By Susan Brown ’08
I tried yoga for the first time in 1998. “Too slow. My mind works much faster than what I am being instructed to do. This is boring,” I thought, as I transitioned from the standing Warrior II pose to a Triangle.
I came back to yoga five years later with a stronger appreciation for the practice and a desire to better “listen” to my heart, mind, and body—to connect not only physically with my body but also emotionally. This time, as I moved from Warrior II into Triangle, I consciously noticed the openness of my hips and the deep stretch through my legs as the stress-caused tension that had become locked in this area melted away. With yoga, I found a new freedom from being willing to put myself in a brand new situation … and in turn a whole new way of viewing the world. I decided it was time to switch careers from biopharmaceutical research and development, where I had worked as a chemical engineer for almost five years, and return to school to become a nurse.
Last fall I began teaching yoga at the School of Nursing to any fellow students, faculty, and staff who were interested.
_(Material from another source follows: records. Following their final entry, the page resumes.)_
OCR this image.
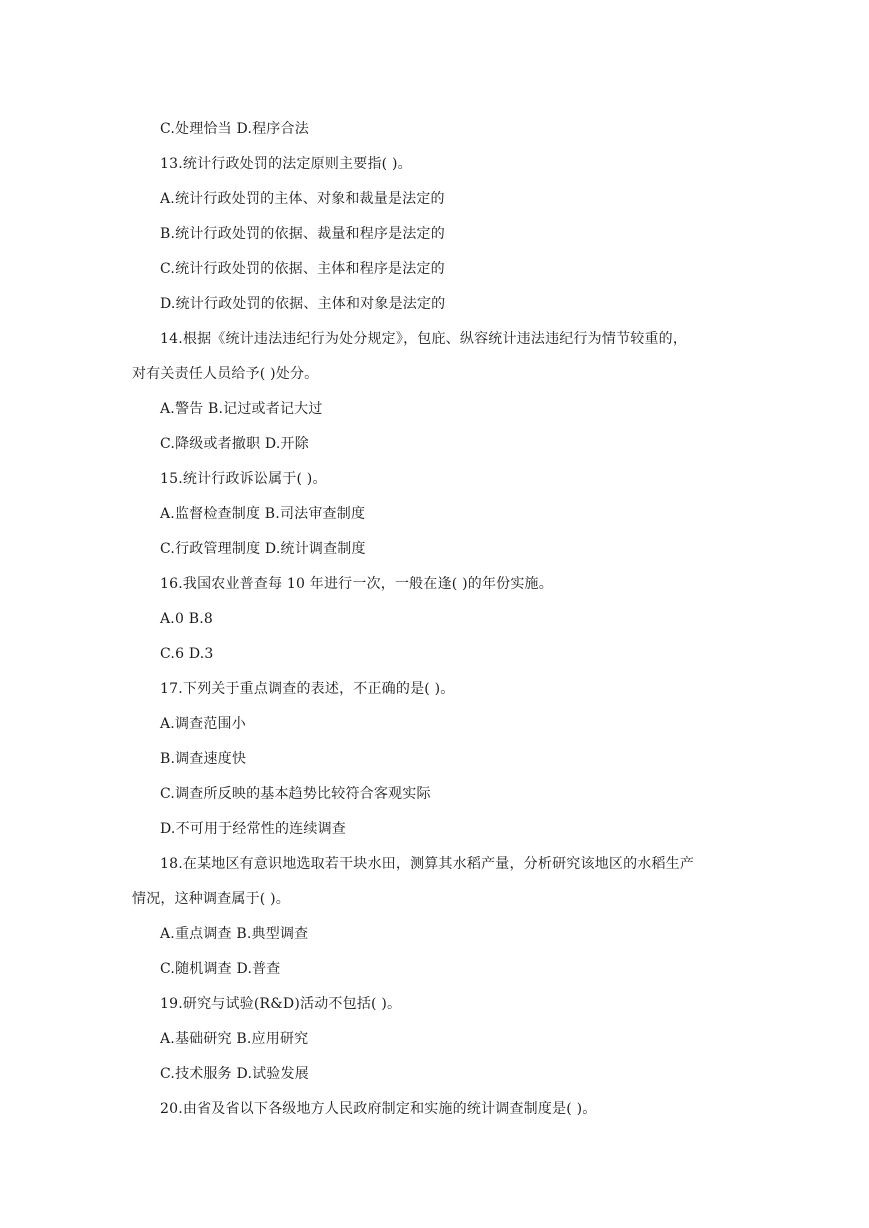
C.处理恰当 D.程序合法
13.统计行政处罚的法定原则主要指( )。
A.统计行政处罚的主体、对象和裁量是法定的
B.统计行政处罚的依据、裁量和程序是法定的
C.统计行政处罚的依据、主体和程序是法定的
D.统计行政处罚的依据、主体和对象是法定的
14.根据《统计违法违纪行为处分规定》，包庇、纵容统计违法违纪行为情节较重的，
对有关责任人员给予( )处分。
A.警告 B.记过或者记大过
C.降级或者撤职 D.开除
15.统计行政诉讼属于( )。
A.监督检查制度 B.司法审查制度
C.行政管理制度 D.统计调查制度
16.我国农业普查每 10 年进行一次，一般在逢( )的年份实施。
A.0 B.8
C.6 D.3
17.下列关于重点调查的表述，不正确的是( )。
A.调查范围小
B.调查速度快
C.调查所反映的基本趋势比较符合客观实际
D.不可用于经常性的连续调查
18.在某地区有意识地选取若干块水田，测算其水稻产量，分析研究该地区的水稻生产
情况，这种调查属于( )。
A.重点调查 B.典型调查
C.随机调查 D.普查
19.研究与试验(R&D)活动不包括( )。
A.基础研究 B.应用研究
C.技术服务 D.试验发展
20.由省及省以下各级地方人民政府制定和实施的统计调查制度是( )。
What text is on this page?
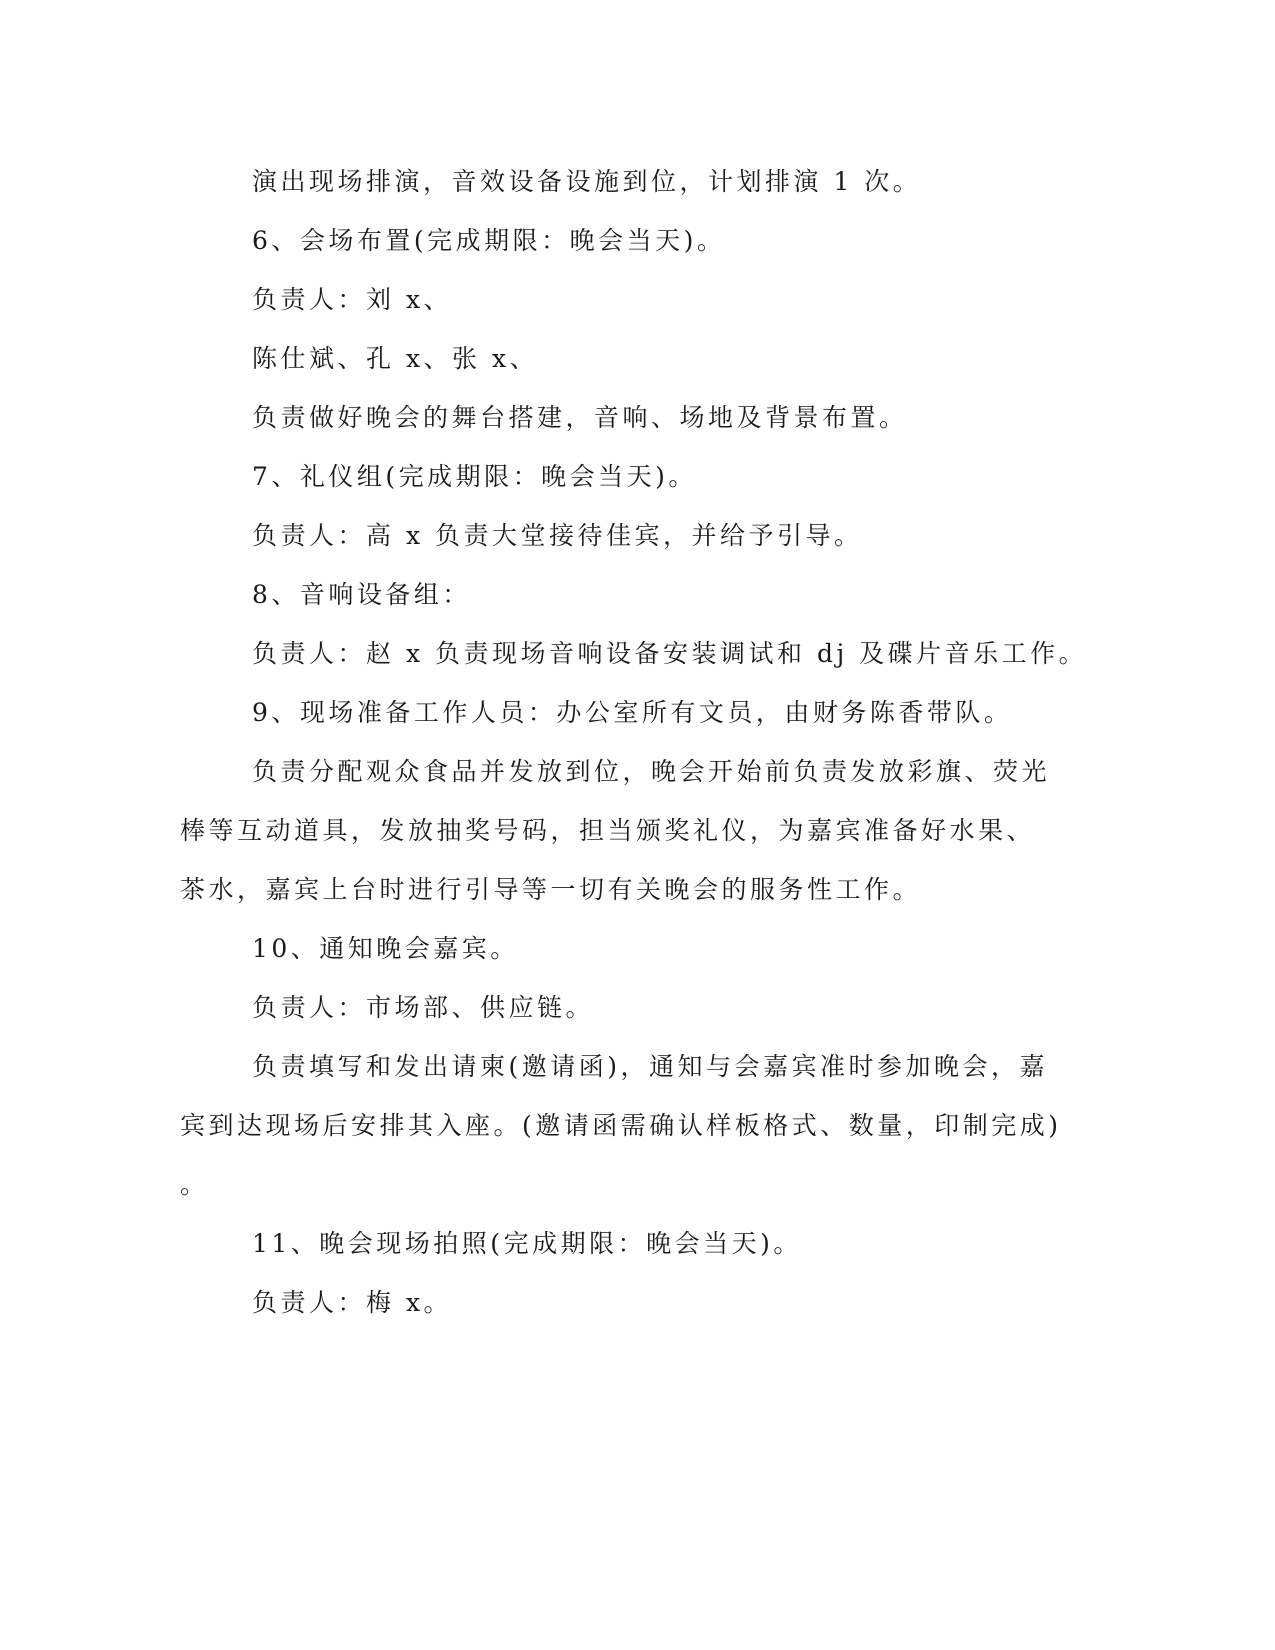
演出现场排演，音效设备设施到位，计划排演 1 次。
6、会场布置(完成期限：晚会当天)。
负责人：刘 x、
陈仕斌、孔 x、张 x、
负责做好晚会的舞台搭建，音响、场地及背景布置。
7、礼仪组(完成期限：晚会当天)。
负责人：高 x 负责大堂接待佳宾，并给予引导。
8、音响设备组：
负责人：赵 x 负责现场音响设备安装调试和 dj 及碟片音乐工作。
9、现场准备工作人员：办公室所有文员，由财务陈香带队。
负责分配观众食品并发放到位，晚会开始前负责发放彩旗、荧光
棒等互动道具，发放抽奖号码，担当颁奖礼仪，为嘉宾准备好水果、
茶水，嘉宾上台时进行引导等一切有关晚会的服务性工作。
10、通知晚会嘉宾。
负责人：市场部、供应链。
负责填写和发出请柬(邀请函)，通知与会嘉宾准时参加晚会，嘉
宾到达现场后安排其入座。(邀请函需确认样板格式、数量，印制完成)
。
11、晚会现场拍照(完成期限：晚会当天)。
负责人：梅 x。
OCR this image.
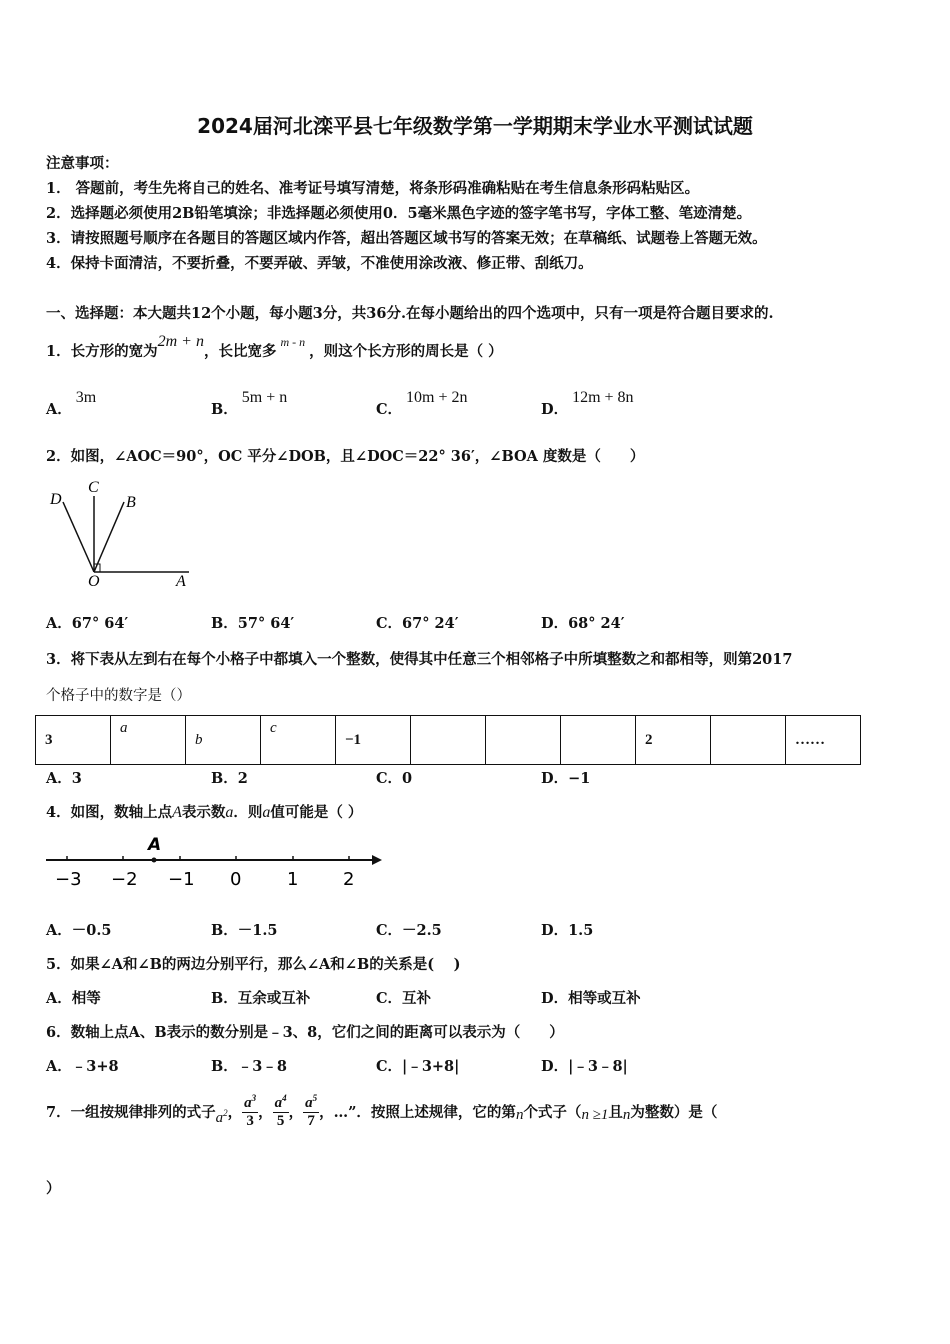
2024届河北滦平县七年级数学第一学期期末学业水平测试试题
注意事项：
1． 答题前，考生先将自己的姓名、准考证号填写清楚，将条形码准确粘贴在考生信息条形码粘贴区。
2．选择题必须使用2B铅笔填涂；非选择题必须使用0．5毫米黑色字迹的签字笔书写，字体工整、笔迹清楚。
3．请按照题号顺序在各题目的答题区域内作答，超出答题区域书写的答案无效；在草稿纸、试题卷上答题无效。
4．保持卡面清洁，不要折叠，不要弄破、弄皱，不准使用涂改液、修正带、刮纸刀。
一、选择题：本大题共12个小题，每小题3分，共36分.在每小题给出的四个选项中，只有一项是符合题目要求的.
1．长方形的宽为2m + n，长比宽多$^{m - n}$，则这个长方形的周长是（ ）
A．3m
B．5m + n
C．10m + 2n
D．12m + 8n
2．如图，∠AOC＝90°，OC 平分∠DOB，且∠DOC＝22° 36′，∠BOA 度数是（　　）
D
C
B
O	A
A．67° 64′	B．57° 64′	C．67° 24′	D．68° 24′
3．将下表从左到右在每个小格子中都填入一个整数，使得其中任意三个相邻格子中所填整数之和都相等，则第2017
个格子中的数字是（）
3	a	b	c	−1				2		……
A．3	B．2	C．0	D．−1
4．如图，数轴上点A表示数a．则a值可能是（ ）
A
−3 −2 −1 0	1 2
A．－0.5	B．－1.5	C．－2.5	D．1.5
5．如果∠A和∠B的两边分别平行，那么∠A和∠B的关系是(　 )
A．相等	B．互余或互补	C．互补	D．相等或互补
6．数轴上点A、B表示的数分别是﹣3、8，它们之间的距离可以表示为（　　）
A．﹣3+8	B．﹣3﹣8	C．|﹣3+8|	D．|﹣3﹣8|
7．一组按规律排列的式子 $a^2$ ， $\frac{a^3}{3}$ ， $\frac{a^4}{5}$ ， $\frac{a^5}{7}$ ，…”．按照上述规律，它的第 n 个式子（ n ≥1 且 n 为整数）是（
）
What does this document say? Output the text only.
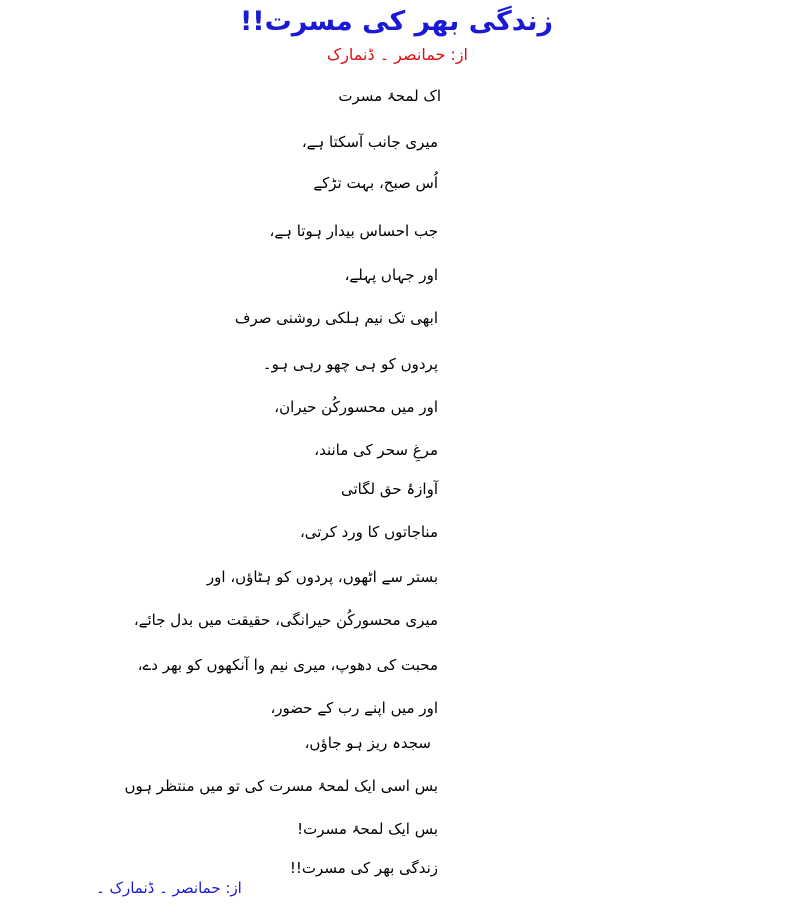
زندگی بھر کی مسرت!!
از: حمانصر ۔ ڈنمارک
اک لمحۂ مسرت
میری جانب آسکتا ہے،
اُس صبح، بہت تڑکے
جب احساس بیدار ہوتا ہے،
اور جہاں پہلے،
ابھی تک نیم ہلکی روشنی صرف
پردوں کو ہی چھو رہی ہو۔
اور میں محسورکُن حیران،
مرغِ سحر کی مانند،
آوازۂ حق لگاتی
مناجاتوں کا ورد کرتی،
بستر سے اٹھوں، پردوں کو ہٹاؤں، اور
میری محسورکُن حیرانگی، حقیقت میں بدل جائے،
محبت کی دھوپ، میری نیم وا آنکھوں کو بھر دے،
اور میں اپنے رب کے حضور،
سجدہ ریز ہو جاؤں،
بس اسی ایک لمحۂ مسرت کی تو میں منتظر ہوں
بس ایک لمحۂ مسرت!
زندگی بھر کی مسرت!!
از: حمانصر ۔ ڈنمارک ۔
I had discovered that there is a great deal of stress and anxiety that comes with being in the nursing program. In addition, I found that nursing school can be very focused on the technical aspect of helping patients but at times forget the important balance of also responding to the patient’s emotional and spiritual needs. I wanted to provide an opportunity for my classmates—as well as the faculty and staff—to experience the relaxation, mind/body centering, and physical strengthening and flexibility that only yoga provides.
Each week, between five to 10 people turned out in the Carpenter Room for my 45-minute session of Vinyasa-style Hatha yoga—a type that works on balancing opposites: masculine and feminine, solar and lunar, energizing and relaxing. The focus for all of us in the class was to think about breathing, feeling, listening to the body, and letting go of competition, judgment, and expectations. Vinyasa-style is the order, or flow, in which each pose occurs during the class. Thus, the poses are linked in such a way to increase strength, flexibility, balance, and endurance.
The grateful feedback I received from my students was wonderful. “I feel so relaxed. Thank you!” was a commonly voiced sentiment. My hope is that this knowledge of yoga basics will encourage my nursing school classmates to suggest yoga as a modality for healing and health to the hundreds or thousands of patients they will assist in their careers.
Based on my clinical experience, patients are very receptive to yogic deep breathing techniques during dressing changes or painful, anxiety-causing events. Patients like—and need—to be heard, and sometimes just discussing breathing techniques opens the patient to voice concerns or worries, which can be extremely therapeutic.
I continue to practice two to three times a week. I want to stay connected with my own emotional and spiritual being to ensure that my personal balance remains intact. This will allow me to be the nurse that I strive to be in a world that is greatly out of balance and constantly struggling to find equilibrium. Yoga and deep breathing provide my balance. My wish for every individual is to find one’s own balance in something that brings peace to the heart. “The healing miracle begins with one.”